Hello folks, as promised here is my AAR for the Mobile, AL Appleseed held last weekend.
First, a little layman's explanation of Appleseed: It's not some HSLD tactical shooting course. Rather, it's a course designed to turn a novice or seasoned rifle shooter into a marksman capable of hitting targets at 100-400 yards using a stable shooting position and a GI "loop" sling. The target is the "Quick and Dirty AQT," which is an Army "head and shoulders" silhouette target reduced in size to simulate 100, 200, 300, and 400 yards. All shooting is done from 25 meters; hence the reduced target size. Appleseed is also chock full of Revolutionary War history, with lessons on the "Three Strikes" that led to the war, and how American volunteer milita outshot the British due to their superior marksmanship and unconventional tactics.
Day one started early, with well over 20 shooters from 10-70 years old, male and female. We had a brief introduction, a safety briefing, and then we started with a detailed explanation of the prone shooting position and employment of the GI web sling, in a "loop" configuration. After demonstrating the position, the instructors had us set up our targets, equipment, and rifles on the firing line. We then shot a "diagnostic" target to get a baseline for our individual skill levels. Following this were several practice rounds on 1" square targets to get more familiar with the shooting position and sling use.
After a nice lunch break, Instructor Darrell gave us our first history lesson. After this very eloquent presentation, "Shoot Boss" Derrick explained the 6 Steps of Firing the Shot, and then presented the sitting and standing positions while Instructor Brandon demonstrated. We returned to the firing line and spent several more hours practicing these new skills. We also learned the "Hasty Sling" and "Hasty Hasty Sling" methods for standing support. Before leaving for the day, we finally got the opportunity to fire the AQT. No one earned the coveted "Rifleman" patch that day, but I came the closest––and vowed to get the last 15 points the next day.
Sunday began early for those of us who chose to forego church services, and we started with two more "Strikes" from Darrell and Brandon. We also had a lengthy dialogue with SB Derrick about our country's current situation, how we got there, who REALLY was to blame, and how WE could get it back. (BTW, we did all of this stuff in the morning because our host range, Moss Hill Sportsman's Club, had a "no shooting before 1 PM on Sunday" rule.) We had a brief lunch, and then it was back to shooting. This time, we did some more diagnostic drills, including several designed to test our Natural Point Of Aim (NPOA), and the "Ball and Dummy" drill, which revealed flinches and other problems which could lead to a miss.

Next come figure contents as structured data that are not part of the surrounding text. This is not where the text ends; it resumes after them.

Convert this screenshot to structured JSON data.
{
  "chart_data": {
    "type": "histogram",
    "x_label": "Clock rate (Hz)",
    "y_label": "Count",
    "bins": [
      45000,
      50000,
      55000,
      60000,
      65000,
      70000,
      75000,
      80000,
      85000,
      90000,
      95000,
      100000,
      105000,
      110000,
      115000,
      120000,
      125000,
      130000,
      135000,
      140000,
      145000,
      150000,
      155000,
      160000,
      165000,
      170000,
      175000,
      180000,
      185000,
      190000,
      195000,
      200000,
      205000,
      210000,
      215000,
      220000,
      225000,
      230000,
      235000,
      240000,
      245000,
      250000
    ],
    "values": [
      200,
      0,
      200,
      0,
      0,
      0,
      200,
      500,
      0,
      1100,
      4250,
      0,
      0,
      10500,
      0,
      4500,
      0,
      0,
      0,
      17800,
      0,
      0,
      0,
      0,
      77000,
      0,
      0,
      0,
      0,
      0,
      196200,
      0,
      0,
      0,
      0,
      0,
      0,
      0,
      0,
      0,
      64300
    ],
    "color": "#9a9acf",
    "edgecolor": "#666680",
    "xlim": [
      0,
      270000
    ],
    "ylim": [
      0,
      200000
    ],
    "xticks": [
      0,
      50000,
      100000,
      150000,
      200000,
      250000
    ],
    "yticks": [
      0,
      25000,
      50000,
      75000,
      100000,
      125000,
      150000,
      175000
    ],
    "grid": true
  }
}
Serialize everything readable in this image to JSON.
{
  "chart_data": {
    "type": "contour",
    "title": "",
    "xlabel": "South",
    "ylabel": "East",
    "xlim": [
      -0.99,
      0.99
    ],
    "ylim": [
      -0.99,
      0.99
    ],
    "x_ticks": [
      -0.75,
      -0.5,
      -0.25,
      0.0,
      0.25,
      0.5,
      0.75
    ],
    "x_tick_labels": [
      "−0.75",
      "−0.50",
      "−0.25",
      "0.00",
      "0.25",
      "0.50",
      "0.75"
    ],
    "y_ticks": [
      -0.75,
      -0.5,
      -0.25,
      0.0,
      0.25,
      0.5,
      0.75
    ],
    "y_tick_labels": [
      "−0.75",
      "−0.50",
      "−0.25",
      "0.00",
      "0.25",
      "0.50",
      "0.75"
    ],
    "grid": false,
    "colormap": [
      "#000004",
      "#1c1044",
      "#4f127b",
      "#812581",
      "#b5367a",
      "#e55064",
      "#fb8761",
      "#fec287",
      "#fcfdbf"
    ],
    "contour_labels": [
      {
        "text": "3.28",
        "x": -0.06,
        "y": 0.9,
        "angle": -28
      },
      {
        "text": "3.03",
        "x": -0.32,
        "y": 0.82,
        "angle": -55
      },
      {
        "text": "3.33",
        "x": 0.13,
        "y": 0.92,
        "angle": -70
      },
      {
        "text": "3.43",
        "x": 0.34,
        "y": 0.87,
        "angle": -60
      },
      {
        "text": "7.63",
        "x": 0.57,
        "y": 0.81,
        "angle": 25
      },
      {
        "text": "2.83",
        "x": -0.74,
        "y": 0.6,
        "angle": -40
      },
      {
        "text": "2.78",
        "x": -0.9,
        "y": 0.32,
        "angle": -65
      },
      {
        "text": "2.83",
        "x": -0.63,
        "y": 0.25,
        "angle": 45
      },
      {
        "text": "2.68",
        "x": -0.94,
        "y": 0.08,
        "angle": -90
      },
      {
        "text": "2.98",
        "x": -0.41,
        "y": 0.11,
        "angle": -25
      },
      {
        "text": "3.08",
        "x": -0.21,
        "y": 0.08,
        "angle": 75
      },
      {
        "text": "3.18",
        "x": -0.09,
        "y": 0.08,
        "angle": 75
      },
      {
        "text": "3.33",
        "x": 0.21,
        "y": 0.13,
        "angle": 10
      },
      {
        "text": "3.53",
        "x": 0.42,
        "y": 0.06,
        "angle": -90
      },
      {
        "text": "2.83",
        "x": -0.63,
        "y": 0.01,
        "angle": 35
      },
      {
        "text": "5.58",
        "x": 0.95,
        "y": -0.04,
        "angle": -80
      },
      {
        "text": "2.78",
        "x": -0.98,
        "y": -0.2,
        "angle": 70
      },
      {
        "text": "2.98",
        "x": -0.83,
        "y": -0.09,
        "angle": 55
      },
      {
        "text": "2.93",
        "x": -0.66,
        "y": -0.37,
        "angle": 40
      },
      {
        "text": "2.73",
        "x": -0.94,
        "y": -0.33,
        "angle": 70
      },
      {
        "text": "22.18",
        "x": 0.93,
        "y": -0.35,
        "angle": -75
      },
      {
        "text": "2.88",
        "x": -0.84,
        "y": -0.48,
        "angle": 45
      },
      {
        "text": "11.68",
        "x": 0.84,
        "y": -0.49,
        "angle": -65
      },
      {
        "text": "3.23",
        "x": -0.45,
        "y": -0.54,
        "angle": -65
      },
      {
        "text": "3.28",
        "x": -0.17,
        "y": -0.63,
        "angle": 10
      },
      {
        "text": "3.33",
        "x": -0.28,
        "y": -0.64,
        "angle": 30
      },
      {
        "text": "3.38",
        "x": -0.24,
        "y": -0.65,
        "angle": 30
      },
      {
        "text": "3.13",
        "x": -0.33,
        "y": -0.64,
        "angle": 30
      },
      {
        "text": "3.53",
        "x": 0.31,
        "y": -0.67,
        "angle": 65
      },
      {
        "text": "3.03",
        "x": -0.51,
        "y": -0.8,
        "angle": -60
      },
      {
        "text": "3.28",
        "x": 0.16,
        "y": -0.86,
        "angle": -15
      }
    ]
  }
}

After a couple hours of these drills, we were presented with another opportunity to fire the AQT, and this time I felt confident I had achieved a "Rifleman's" victory.
We next fired a modified AQT, called the "Bloody Underwear," since the silhouettes were red in color and the target was turned upside down. I didn't do nearly as well on this one, but I think that was due to my confidence in the first AQT.
Shooters were then allowed to bring in equipment off the firing line, while the instructors tallied the scores. In the end, I was able to achieve "Rifleman" status, and I was awarded with the coveted patch, as well as some other goodies.
I was also asked to become an Instructor In Training, which completely floored me!
I graciously accepted the "Orange Hat" of an IIT.
So there's the (very general) review. Now for my thoughts: First, this course isn't tacticool, but it will make you a MUCH better marksman. The fundamentals presented in Appleseed are an exceptional foundation for building more advanced skills. It had been 10+ years since I used any of the sling methods or positions in Appleseed, and I had forgot how much they contributed to long-distance accuracy. The $70 for the two days was money well spent, absolutely. Also, these same fundamentals can be adapted and/or carried over to other situations and methods.
Second, the instructors were absolutely top-notch, especially when you consider they're all volunteers! They had incredible knowledge, proficiency, and patience with us, and it was very appreciated. They were very driven to do their work, and I felt both honored and humbled to be present with men of such character.
Third, the participants reflected a broad cross-section of our society: Men, women, young, old, students, retirees, doctors, teachers, cops, military––you name it. We all seemed to have two things in common: A love of shooting, and a love of our country. I couldn't have asked for a better group of Americans to spend a weekend with.
Finally, the equipment was as varied as the people were: ARs of various flavors, 10/22s, a Mini-14, and a bolt action Marlin. Most had open sights, but a couple had scopes. Most had some type of sling mounts, but a few had no provision to mount them––the latter shooters persevered in spite of this. A few things that make life better: A good shooting mat, knee/elbow pads, and a USGI M14 web sling.